Accompagnement, soutien et dépistage du VIH dans les salles de « shoot »

Il y en a environ quatre-vingt dix dans le monde dont deux en France, l’une à Strasbourg, l’autre à Paris. Les salles de consommation à moindre risque (SCMR) permettent aux consommateurs de drogues, de le faire dans un lieu sécurisé et de manière encadrée. Ces structures en expérimentation jusqu’en 2022, offrent aux infirmières un rôle de premier plan.

 

Accompagnement, soutien et dépistage du VIH dans les salles de shoot

A Strasbourg (sur la photo) comme à Paris, la présence de l'infirmière - ou du médecin - est indispensable pour l'ouverture de la salle afin notamment de pouvoir intervenir en cas d'urgence, de malaise ou d'overdose. © DR

L’entrée est située un peu en retrait, à quelques mètres de celle de l’hôpital Lariboisière (10e arrondissement). Dans le hall, un consommateur souhaite entrer dans la SCMR qui a ouvert en octobre 2016. Il se rend à l’accueil, donne son prénom, sa date de naissance, le produit qu’il souhaite consommer, le mode de consommation, le dosage, et montre la substance afin d’éviter le deal et l’échange à l’intérieur de la salle. Il prend alors un numéro.

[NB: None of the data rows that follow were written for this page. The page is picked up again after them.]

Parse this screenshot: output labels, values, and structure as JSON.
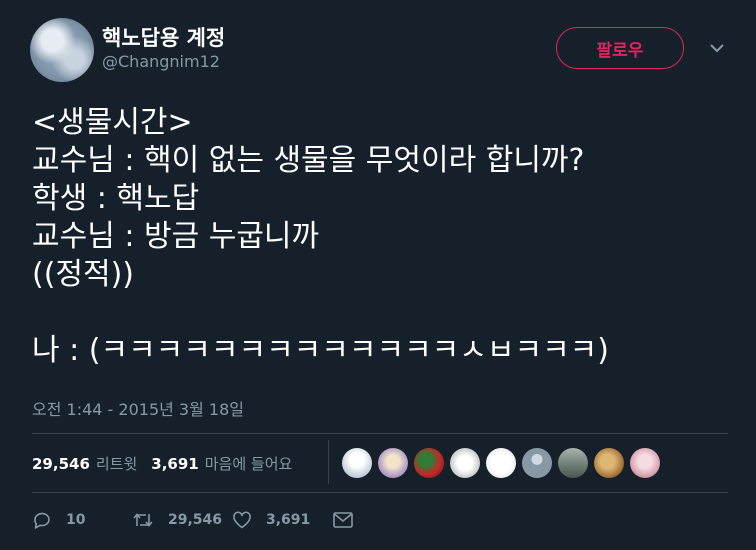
{
  "header": {
    "display_name": "핵노답용 계정",
    "handle": "@Changnim12",
    "follow_label": "팔로우"
  },
  "tweet": {
    "text": "<생물시간>\n교수님 : 핵이 없는 생물을 무엇이라 합니까?\n학생 : 핵노답\n교수님 : 방금 누굽니까\n((정적))\n\n나 : (ㅋㅋㅋㅋㅋㅋㅋㅋㅋㅋㅋㅋㅋㅅㅂㅋㅋㅋ)",
    "timestamp": "오전 1:44 - 2015년 3월 18일"
  },
  "stats": {
    "retweets_count": "29,546",
    "retweets_label": "리트윗",
    "likes_count": "3,691",
    "likes_label": "마음에 들어요"
  },
  "liker_avatars": [
    {
      "icon": "avatar-anime-white",
      "color": "#dfe7ee"
    },
    {
      "icon": "avatar-anime-purple",
      "color": "#b9a5c9"
    },
    {
      "icon": "avatar-red-green",
      "color": "#b3352a"
    },
    {
      "icon": "avatar-sketch",
      "color": "#d9d9d9"
    },
    {
      "icon": "avatar-text",
      "color": "#f0f0f0"
    },
    {
      "icon": "avatar-default",
      "color": "#8899a6"
    },
    {
      "icon": "avatar-building",
      "color": "#7f8c84"
    },
    {
      "icon": "avatar-bread",
      "color": "#b08a55"
    },
    {
      "icon": "avatar-pink-anime",
      "color": "#e6b3bf"
    }
  ],
  "actions": {
    "reply_count": "10",
    "retweet_count": "29,546",
    "like_count": "3,691"
  },
  "colors": {
    "background": "#15202b",
    "accent": "#e0245e",
    "muted": "#8899a6",
    "divider": "#38444d"
  }
}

Lorsque ce dernier s’affiche sur l’écran, le consommateur entre dans la salle d’injection et d’inhalation où se trouvent six boxes avec des parois, six boxes sans paroi permettant une consommation en collectivité, ainsi que quatre postes pour l’inhalation installés derrière une cloison en verre avec un extracteur de fumée. 

La SCMR n’est accessible que pour la consommation de drogues injectables et inhalables. « Ceux qui fument le vivent comme une injustice, rapporte Séverine Mallégoll, infirmière au sein de la SCMR parisienne et membre de l’association médico-sociale Gaïa, porteuse de la structure. Mais notre choix se justifie puisque la SCMR entre dans le cadre d’une politique de réduction des risques (RDR), et ceux-ci sont plus nombreux avec les injections. » L’objectif est en effet d’éviter les overdoses et les risques infectieux liés à l’injection.

Au sein de la SCMR, le consommateur va pouvoir consommer en toute sécurité si besoin avec du matériel stérilisé distribué à l’accueil. « Des intervenants sont présents dans la salle, précise Séverine Mallégoll. Nous pouvons aider à la préparation du matériel si les consommateurs le demandent ou si nous voyons qu’ils sont en difficultés. » Les professionnels de la structure peuvent aussi rechercher la veine, faire un garrot ou préparer le produit. « Mais attention, en aucun cas nous ne mettons l’aiguille dans le bras et injectons le produit », tient-elle à préciser.

Accompagnement et réduction des risques

Gaïa a travaillé en collaboration avec l’équipe de l’association strasbourgeoise Ithaque - qui a ouvert une SCMR en novembre 2016 - à la rédaction des protocoles de fonctionnement de la structure, d’interventions des professionnels ou encore d’inclusion des usagers. Lorsqu’ils viennent pour la première fois, les consommateurs doivent répondre à un questionnaire sur leur consommation, leur santé, le dépistage et leurs droits sociaux. Ils doivent aussi signer le règlement du fonctionnement interne.

La politique de RDR « vise à prendre la personne comme elle est et si elle veut consommer de la drogue, alors nous l’accompagnons », explique Aurélie Kreiss, infirmière à la SCMR de Strasbourg. Il n’est en aucun cas question d’aborder l’arrêt de la consommation de drogue si l’usager n’en fait pas état lui-même. Et de poursuivre : « en revanche, si on ressent une motivation ou un ras-le-bol parce que la personne ne parvient pas à s’injecter le produit, nous pouvons lui suggérer d’autres modes de consommation ou lui donner les informations nécessaires pour l’obtention des produits de substitution ou un sevrage. »

L’accueil au sein des salles est inconditionnel, c’est-à-dire que la personne va être reçue quel que soit son état et sa situation, même les clandestins ou les sans-papiers. Malgré tout, l’équipe peut refuser l’accès à la SCMR s’il y a un risque pour la santé du consommateur. « Nous essayons alors de différer la prise de substance et nous l’accompagnons dans la salle de repos », indique Aurélie Kreiss.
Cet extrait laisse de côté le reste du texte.